Imagem publicada entre as páginas 32 e 33 do livro Velhas igrejas e subúrbios históricos, de Flávio Guerra. Atrás da imagem aparece a seguinte legenda: "Praça 17 em fins do século XIX - Ao fundo vê-se a Igeja do  Espírito Santo e ainda restos do antigo Colégio dos Jesuítas"


Tendo tomado conhecimento de que, assim como fizera nos adros da Igreja de Santa Cecília e da Igreja de Nossa Senhora do Livramento, a Prefeitura Municipal do Recife promovera uma revitalização da Praça Dezessete e, principalmente, removera por completo os vários estabelecimentos comerciais que há muitas décadas ocupavam, emasculavam e enfeavam a lateral direita  da Igreja do Divino Espírito Santo, na manhã do último dia 5 de novembro lá fui eu conferir bem de pertinho os serviços que foram feitos ali.

Durante muitos anos a Praça Dezessete sofreu com o descaso do poder público. Descaso esse que era visto no acúmulo de lixo, na falta de cuidado dos jardins, nos bancos danificados, na escuridão reinante; tudo isso e mais a presença maciça e constante de moradores de rua - dizem que o correto é usar a expressão "pessoas em condições de rua" -, também eles abandonados e desamparados pelo poder público, além de afastar dali turistas e visitantes outros, davam um tom melancólico àquele pedacinho do bairro de Santo Antônio.
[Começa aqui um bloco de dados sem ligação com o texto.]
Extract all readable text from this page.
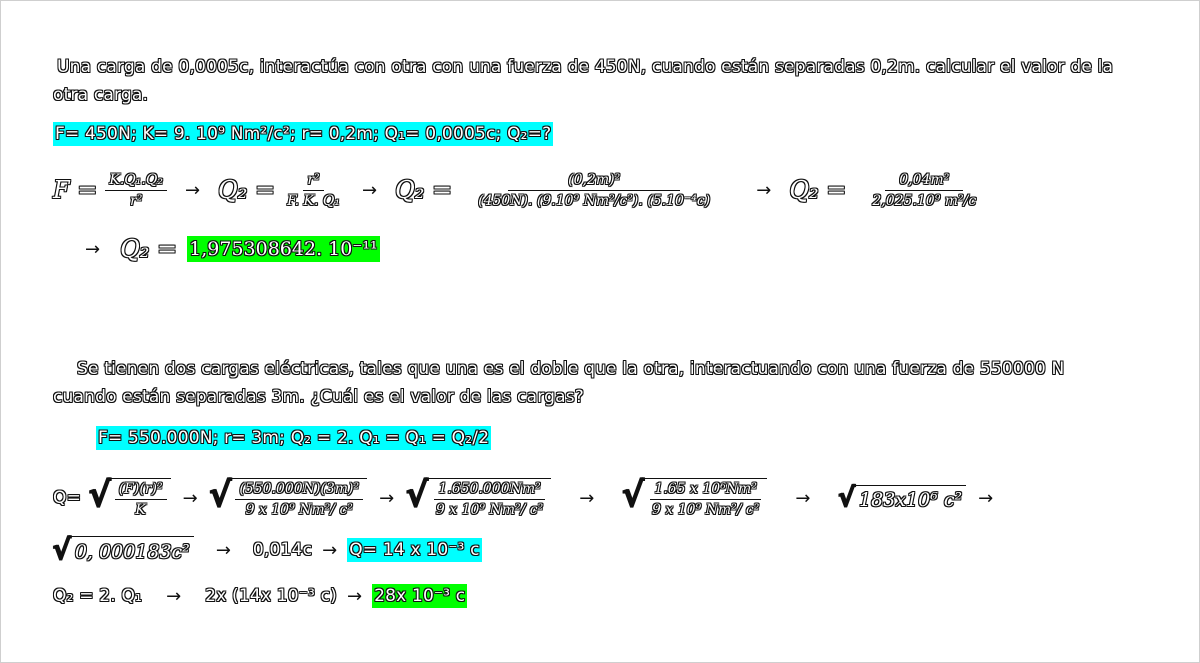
Una carga de 0,0005c, interactúa con otra con una fuerza de 450N, cuando están separadas 0,2m. calcular el valor de la
otra carga.
F= 450N; K= 9. 10⁹ Nm²/c²; r= 0,2m; Q₁= 0,0005c; Q₂=?
$F = \frac{\text{K.Q₁.Q₂}}{\text{r²}} \to Q_2 = \frac{\text{r²}}{\text{F. K. Q₁}} \to Q_2 = \frac{\text{(0,2m)²}}{\text{(450N). (9.10⁹ Nm²/c²). (5.10⁻⁴c)}} \to Q_2 = \frac{\text{0,04m²}}{\text{2,025.10⁹ m²/c}}$
→ Q₂ = 1,975308642. 10⁻¹¹
Se tienen dos cargas eléctricas, tales que una es el doble que la otra, interactuando con una fuerza de 550000 N
cuando están separadas 3m. ¿Cuál es el valor de las cargas?
F= 550.000N; r= 3m; Q₂ = 2. Q₁ = Q₁ = Q₂/2
Q= √ $\frac{\text{(F)(r)²}}{K}$ → √ $\frac{\text{(550.000N)(3m)²}}{\text{9 x 10⁹ Nm²/ c²}}$ → √ $\frac{\text{1.650.000Nm²}}{\text{9 x 10⁹ Nm²/ c²}}$ → √ $\frac{\text{1.65 x 10⁶Nm²}}{\text{9 x 10⁹ Nm²/ c²}}$ → √ 183x10⁶ c² →
√ 0, 000183c² → 0,014c → Q= 14 x 10⁻³ c
Q₂ = 2. Q₁ → 2x (14x 10⁻³ c) → 28x 10⁻³ c
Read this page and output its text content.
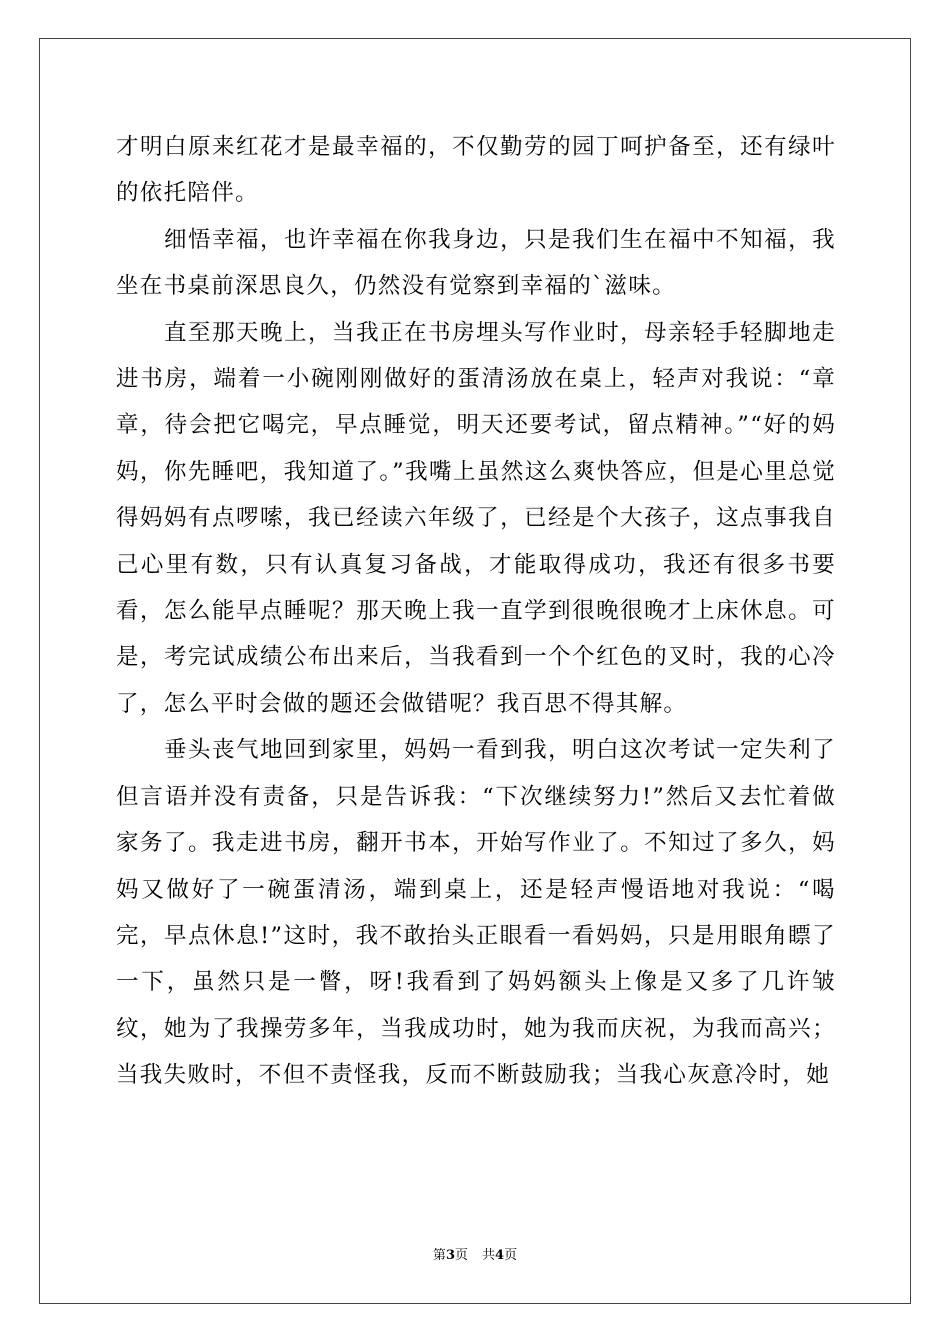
才明白原来红花才是最幸福的，不仅勤劳的园丁呵护备至，还有绿叶的依托陪伴。

　　细悟幸福，也许幸福在你我身边，只是我们生在福中不知福，我坐在书桌前深思良久，仍然没有觉察到幸福的`滋味。

　　直至那天晚上，当我正在书房埋头写作业时，母亲轻手轻脚地走进书房，端着一小碗刚刚做好的蛋清汤放在桌上，轻声对我说：“章章，待会把它喝完，早点睡觉，明天还要考试，留点精神。”“好的妈妈，你先睡吧，我知道了。”我嘴上虽然这么爽快答应，但是心里总觉得妈妈有点啰嗦，我已经读六年级了，已经是个大孩子，这点事我自己心里有数，只有认真复习备战，才能取得成功，我还有很多书要看，怎么能早点睡呢？那天晚上我一直学到很晚很晚才上床休息。可是，考完试成绩公布出来后，当我看到一个个红色的叉时，我的心冷了，怎么平时会做的题还会做错呢？我百思不得其解。

　　垂头丧气地回到家里，妈妈一看到我，明白这次考试一定失利了但言语并没有责备，只是告诉我：“下次继续努力!”然后又去忙着做家务了。我走进书房，翻开书本，开始写作业了。不知过了多久，妈妈又做好了一碗蛋清汤，端到桌上，还是轻声慢语地对我说：“喝完，早点休息!”这时，我不敢抬头正眼看一看妈妈，只是用眼角瞟了一下，虽然只是一瞥，呀!我看到了妈妈额头上像是又多了几许皱纹，她为了我操劳多年，当我成功时，她为我而庆祝，为我而高兴；当我失败时，不但不责怪我，反而不断鼓励我；当我心灰意冷时，她

第3页 共4页
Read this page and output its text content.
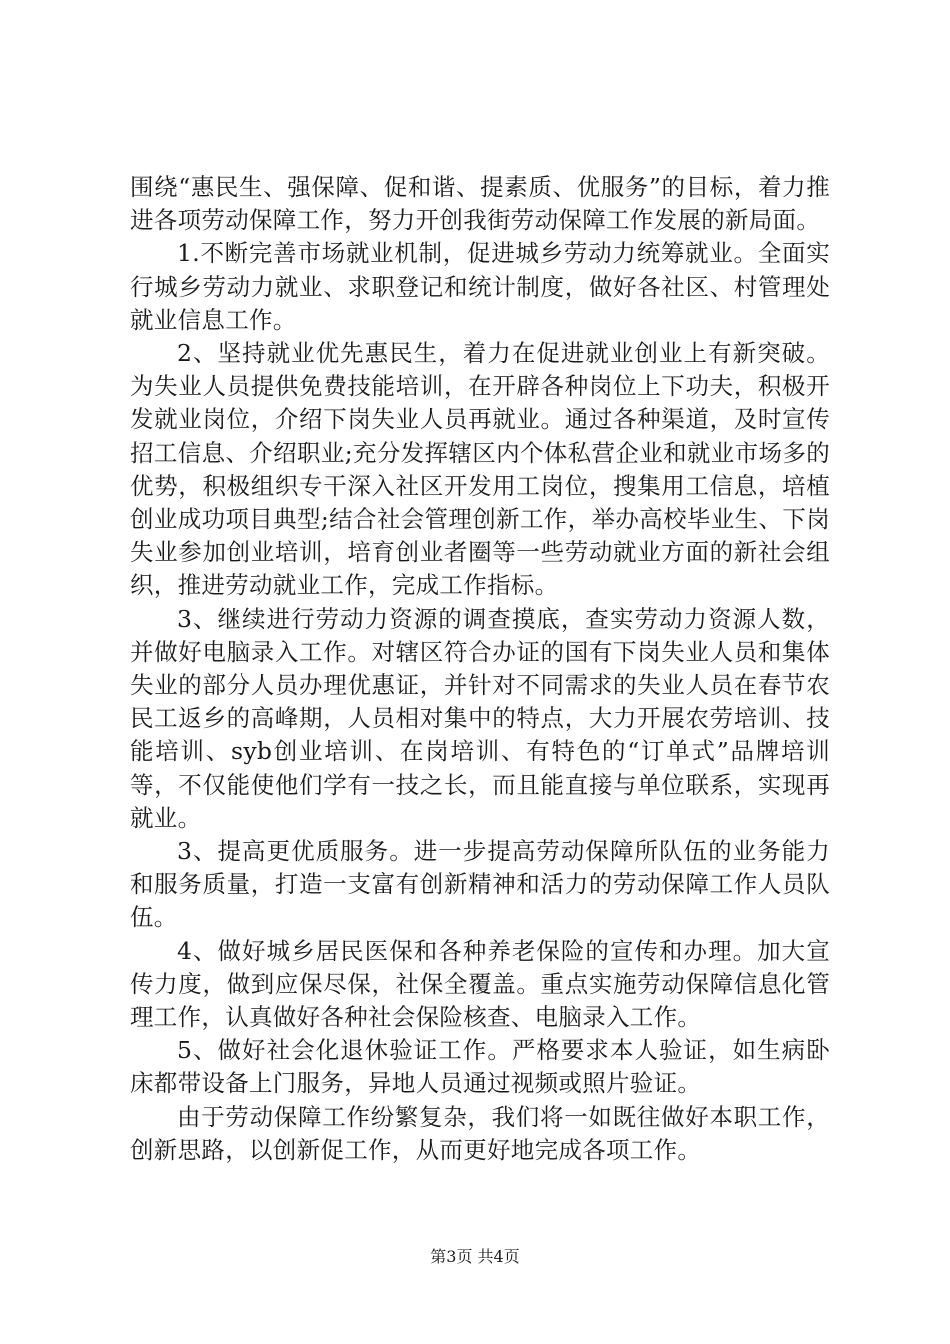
围绕“惠民生、强保障、促和谐、提素质、优服务”的目标，着力推进各项劳动保障工作，努力开创我街劳动保障工作发展的新局面。

1.不断完善市场就业机制，促进城乡劳动力统筹就业。全面实行城乡劳动力就业、求职登记和统计制度，做好各社区、村管理处就业信息工作。

2、坚持就业优先惠民生，着力在促进就业创业上有新突破。为失业人员提供免费技能培训，在开辟各种岗位上下功夫，积极开发就业岗位，介绍下岗失业人员再就业。通过各种渠道，及时宣传招工信息、介绍职业;充分发挥辖区内个体私营企业和就业市场多的优势，积极组织专干深入社区开发用工岗位，搜集用工信息，培植创业成功项目典型;结合社会管理创新工作，举办高校毕业生、下岗失业参加创业培训，培育创业者圈等一些劳动就业方面的新社会组织，推进劳动就业工作，完成工作指标。

3、继续进行劳动力资源的调查摸底，查实劳动力资源人数，并做好电脑录入工作。对辖区符合办证的国有下岗失业人员和集体失业的部分人员办理优惠证，并针对不同需求的失业人员在春节农民工返乡的高峰期，人员相对集中的特点，大力开展农劳培训、技能培训、syb创业培训、在岗培训、有特色的“订单式”品牌培训等，不仅能使他们学有一技之长，而且能直接与单位联系，实现再就业。

3、提高更优质服务。进一步提高劳动保障所队伍的业务能力和服务质量，打造一支富有创新精神和活力的劳动保障工作人员队伍。

4、做好城乡居民医保和各种养老保险的宣传和办理。加大宣传力度，做到应保尽保，社保全覆盖。重点实施劳动保障信息化管理工作，认真做好各种社会保险核查、电脑录入工作。

5、做好社会化退休验证工作。严格要求本人验证，如生病卧床都带设备上门服务，异地人员通过视频或照片验证。

由于劳动保障工作纷繁复杂，我们将一如既往做好本职工作，创新思路，以创新促工作，从而更好地完成各项工作。

第3页 共4页
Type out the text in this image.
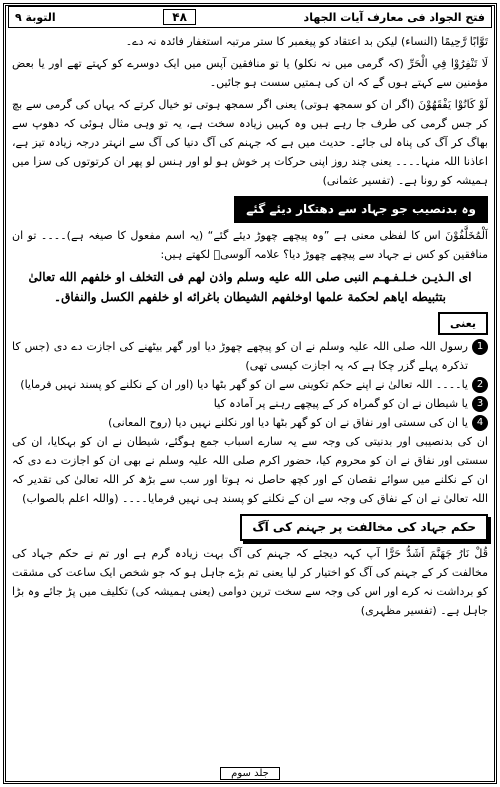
فتح الجواد فی معارف آیات الجهاد
۴۸
التوبة ۹

تَوَّابًا رَّحِيمًا (النساء) لیکن بد اعتقاد کو پیغمبر کا ستر مرتبہ استغفار فائدہ نہ دے۔

لَا تَنْفِرُوْا فِي الْحَرِّ (کہ گرمی میں نہ نکلو) یا تو منافقین آپس میں ایک دوسرے کو کہتے تھے اور یا بعض مؤمنین سے کہتے ہوں گے کہ ان کی ہمتیں سست ہو جائیں۔

لَوْ كَانُوْا يَفْقَهُوْنَ (اگر ان کو سمجھ ہوتی) یعنی اگر سمجھ ہوتی تو خیال کرتے کہ یہاں کی گرمی سے بچ کر جس گرمی کی طرف جا رہے ہیں وہ کہیں زیادہ سخت ہے، یہ تو وہی مثال ہوئی کہ دھوپ سے بھاگ کر آگ کی پناہ لی جائے۔ حدیث میں ہے کہ جہنم کی آگ دنیا کی آگ سے انہتر درجہ زیادہ تیز ہے، اعاذنا اللہ منہا۔۔۔۔ یعنی چند روز اپنی حرکات پر خوش ہو لو اور ہنس لو پھر ان کرتوتوں کی سزا میں ہمیشہ کو رونا ہے۔ (تفسیر عثمانی)

وہ بدنصیب جو جہاد سے دھتکار دیئے گئے

اَلْمُخَلَّفُوْنَ اس کا لفظی معنی ہے ”وہ پیچھے چھوڑ دیئے گئے“ (یہ اسم مفعول کا صیغہ ہے)۔۔۔۔ تو ان منافقین کو کس نے جہاد سے پیچھے چھوڑ دیا؟ علامہ آلوسیؒ لکھتے ہیں:

ای الـذیـن خـلـفـهـم النبی صلی الله علیه وسلم واذن لهم فی التخلف او خلفهم الله تعالیٰ بتثبیطه ایاهم لحکمة علمها اوخلفهم الشیطان باغرائه او خلفهم الکسل والنفاق۔

یعنی
1
رسول اللہ صلی اللہ علیہ وسلم نے ان کو پیچھے چھوڑ دیا اور گھر بیٹھنے کی اجازت دے دی (جس کا تذکرہ پہلے گزر چکا ہے کہ یہ اجازت کیسی تھی)
2
یا۔۔۔۔ اللہ تعالیٰ نے اپنے حکم تکوینی سے ان کو گھر بٹھا دیا (اور ان کے نکلنے کو پسند نہیں فرمایا)
3
یا شیطان نے ان کو گمراہ کر کے پیچھے رہنے پر آمادہ کیا
4
یا ان کی سستی اور نفاق نے ان کو گھر بٹھا دیا اور نکلنے نہیں دیا (روح المعانی)

ان کی بدنصیبی اور بدنیتی کی وجہ سے یہ سارے اسباب جمع ہوگئے، شیطان نے ان کو بہکایا، ان کی سستی اور نفاق نے ان کو محروم کیا، حضور اکرم صلی اللہ علیہ وسلم نے بھی ان کو اجازت دے دی کہ ان کے نکلنے میں سوائے نقصان کے اور کچھ حاصل نہ ہوتا اور سب سے بڑھ کر اللہ تعالیٰ کی تقدیر کہ اللہ تعالیٰ نے ان کے نفاق کی وجہ سے ان کے نکلنے کو پسند ہی نہیں فرمایا۔۔۔۔ (واللہ اعلم بالصواب)

حکم جہاد کی مخالفت پر جہنم کی آگ

قُلْ نَارُ جَهَنَّمَ اَشَدُّ حَرًّا آپ کہہ دیجئے کہ جہنم کی آگ بہت زیادہ گرم ہے اور تم نے حکم جہاد کی مخالفت کر کے جہنم کی آگ کو اختیار کر لیا یعنی تم بڑے جاہل ہو کہ جو شخص ایک ساعت کی مشقت کو برداشت نہ کرے اور اس کی وجہ سے سخت ترین دوامی (یعنی ہمیشہ کی) تکلیف میں پڑ جائے وہ بڑا جاہل ہے۔ (تفسیر مظہری)

جلد سوم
Fundos da Igreja do Divino Espírito Santo










Na manhã ensolarada em que eu fui conferir a revitalização da Praça Dezessete, tudo nela foi para mim motivo de contemplação e de alegria, porque, desde que eu comecei a me interessar pelas políticas e ações de preservação dos espaços urbanos, em geral, e das paisagens e das edificações históricas, em particular, eu compreendi que cuidar da memória urbana é preservar parte do caráter mais íntimo das cidades.

Além de revitalizar os jardins e a fonte, promover a troca dos bancos e dar um trato no monumento que homenageia os aviadores portugueses Sacadura Cabral e Gago Coutinho - a estátua imponente de um Ícaro prestes a alçar voo é deslumbrante -, trataram de instalar nela um sistema de iluminação - sistema esse que eu vira dias antes, ao passar por ali de ônibus, à noite - que deixou o lugar como que mergulhado numa atmosfera onírica e feérica.

Conversando com um policial militar que rondava por lá, eu fiquei sabendo que o Tribunal de Justiça de Pernambuco "adotara" a praça, iniciativa essa que, tempos atrás, era muito abraçada, principalmente por empresas privadas, e que era por demais louvável, porque nos fazia acreditar que os logradouros seriam muito bem cuidados, uma vez que os adotantes não iriam querer ver seus nomes ligados a espaços sujos e degradados.

De acordo ainda com o historiador Flávio Guerra, o logradouro recentemente revitalizado pela Prefeitura Municipal do Recife teve várias denominações no transcurso do tempo: 

Vários nomes tem tido até hoje a praça onde está localizada a Igreja [do Divino Espírito Santo], e onde existiu o Colégio dos Jesuítas: Pátio do Colégio, Praça D. Pedro II, Praça 1817 (mais vulgarmente conhecida como Praça 17), e finalmente Largo do Espírito Santo (Flávio Guerra. Op. cit., p. 35).

Ao correr dos séculos, a Igreja do Divino Espírito Santo sofreu inúmeras avarias e perdas. Quando, naquela manhã ensolarada, eu "inspecionei" o imponente templo católico, mirei seu teto sem forro, plantas crescendo em pontos diversos das torres, pedaços do frontão se despedaçando, janelas com vidros quebrados e parede do fundo, que é voltada para a Avenida Nossa Senhora do Carmo, com ares de abandono, eu lamentei que tal edificação eclesiástica tão importante para a história do núcleo urbano primitivo do Recife não tivesse, também ela, passado por um acurado processo de restauração e revitalização, como ocorreu com a Praça Dezessete, da qual ela é o principal e maior atrativo.